Ветер шевельнул чахлую листву рощицы, отгораживающей лужайку от пустыря. Сгорбленные развалины поодаль умостились на верхушке пологого холма. Даже солнце, заливавшее все вокруг, казалось, не освещало, а таяло на черных камнях.
Сколько же сокровищ затаилось в тамошних подземельях? Брюс торопливо отвернулся. Ни один нормальный человек туда не сунется… Несколько минут побродил по лужайке, пытаясь почуять золото. Но когда Брюс делал это намеренно, обычно ничего не получалось. Как и пытаться притянуть хоть что-то…

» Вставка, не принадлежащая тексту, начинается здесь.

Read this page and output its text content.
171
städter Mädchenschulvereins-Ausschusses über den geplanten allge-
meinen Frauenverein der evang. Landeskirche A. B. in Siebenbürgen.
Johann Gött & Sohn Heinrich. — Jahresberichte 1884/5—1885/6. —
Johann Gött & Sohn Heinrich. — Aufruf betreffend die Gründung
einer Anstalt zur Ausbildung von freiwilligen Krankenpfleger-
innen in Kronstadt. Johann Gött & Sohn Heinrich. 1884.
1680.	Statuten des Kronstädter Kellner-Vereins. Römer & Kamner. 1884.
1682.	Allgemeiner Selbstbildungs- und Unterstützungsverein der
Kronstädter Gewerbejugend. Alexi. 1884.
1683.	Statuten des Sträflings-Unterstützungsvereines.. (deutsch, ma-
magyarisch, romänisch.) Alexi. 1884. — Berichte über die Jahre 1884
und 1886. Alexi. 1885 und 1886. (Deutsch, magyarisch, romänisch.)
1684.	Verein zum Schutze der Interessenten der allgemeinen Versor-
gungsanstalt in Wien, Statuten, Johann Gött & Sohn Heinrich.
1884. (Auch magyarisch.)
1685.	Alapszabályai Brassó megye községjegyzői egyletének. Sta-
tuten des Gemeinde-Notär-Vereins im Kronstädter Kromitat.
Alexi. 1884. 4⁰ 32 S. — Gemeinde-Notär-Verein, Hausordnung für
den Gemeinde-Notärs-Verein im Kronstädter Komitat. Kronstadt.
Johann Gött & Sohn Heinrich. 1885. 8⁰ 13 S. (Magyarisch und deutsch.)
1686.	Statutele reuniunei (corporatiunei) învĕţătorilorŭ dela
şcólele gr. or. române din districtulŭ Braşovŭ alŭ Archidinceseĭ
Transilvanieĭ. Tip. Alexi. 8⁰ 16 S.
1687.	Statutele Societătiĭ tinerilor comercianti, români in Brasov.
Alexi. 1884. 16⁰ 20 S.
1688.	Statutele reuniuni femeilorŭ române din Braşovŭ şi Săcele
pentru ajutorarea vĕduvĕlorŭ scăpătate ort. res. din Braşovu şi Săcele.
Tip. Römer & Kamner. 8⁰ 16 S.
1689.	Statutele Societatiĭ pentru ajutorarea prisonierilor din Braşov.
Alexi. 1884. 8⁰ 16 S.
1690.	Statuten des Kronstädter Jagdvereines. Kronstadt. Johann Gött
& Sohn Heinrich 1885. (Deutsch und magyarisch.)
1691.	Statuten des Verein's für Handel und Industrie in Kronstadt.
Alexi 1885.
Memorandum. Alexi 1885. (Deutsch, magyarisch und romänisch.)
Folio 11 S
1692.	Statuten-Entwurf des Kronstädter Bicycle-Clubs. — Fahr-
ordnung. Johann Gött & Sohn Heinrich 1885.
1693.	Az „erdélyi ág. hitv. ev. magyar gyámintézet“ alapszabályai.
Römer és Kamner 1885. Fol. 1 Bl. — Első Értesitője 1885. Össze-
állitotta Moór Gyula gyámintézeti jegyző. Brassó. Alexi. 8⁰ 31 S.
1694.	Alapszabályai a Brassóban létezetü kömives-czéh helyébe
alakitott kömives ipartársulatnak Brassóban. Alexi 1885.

Прижатую к земле ладонь кололи высохшие травинки. Нагретая земля забурчала сыто, с добродушной ленью. Прошивавшие ее корешки отозвались нитяным тусклым звоном. Затрещали и зашевелились деревья вокруг лужайки, еще недавно по-весеннему бурлящий в них сок теперь глухо пыхтел вялой патокой. Что-то темное шевельнулось со стороны развалин. Брюс торопливо прекратил экспериментировать, подобрал лопату и побрел обратно к дому.
Ну не вышло… В запасе еще целый год. Укоротившийся на один день.
* * *
Возле парадной двери опять кто-то переминался. Пришлось обогнуть дом по широкой дуге, нырнуть в одну из трещин в теле горки и, местами ползком, пробраться через пещерные ходы до дверей черного хода.
Не хочется ни с кем общаться. Надо подумать.
Но не тут-то было!
Посреди Брюсовой гостиной (на самом деле единственной комнаты, достаточно большой, чтобы уместить двух человек) уже сидел гость… точнее, гостья. И со скучающим видом изучала свитки, в которые Брюс записывал ингредиенты для смесей. Смеси Брюс подсыпал вываранам. А свитки хоть и валялись на столе, не предназначались для заполнения досуга скучающих посетителей.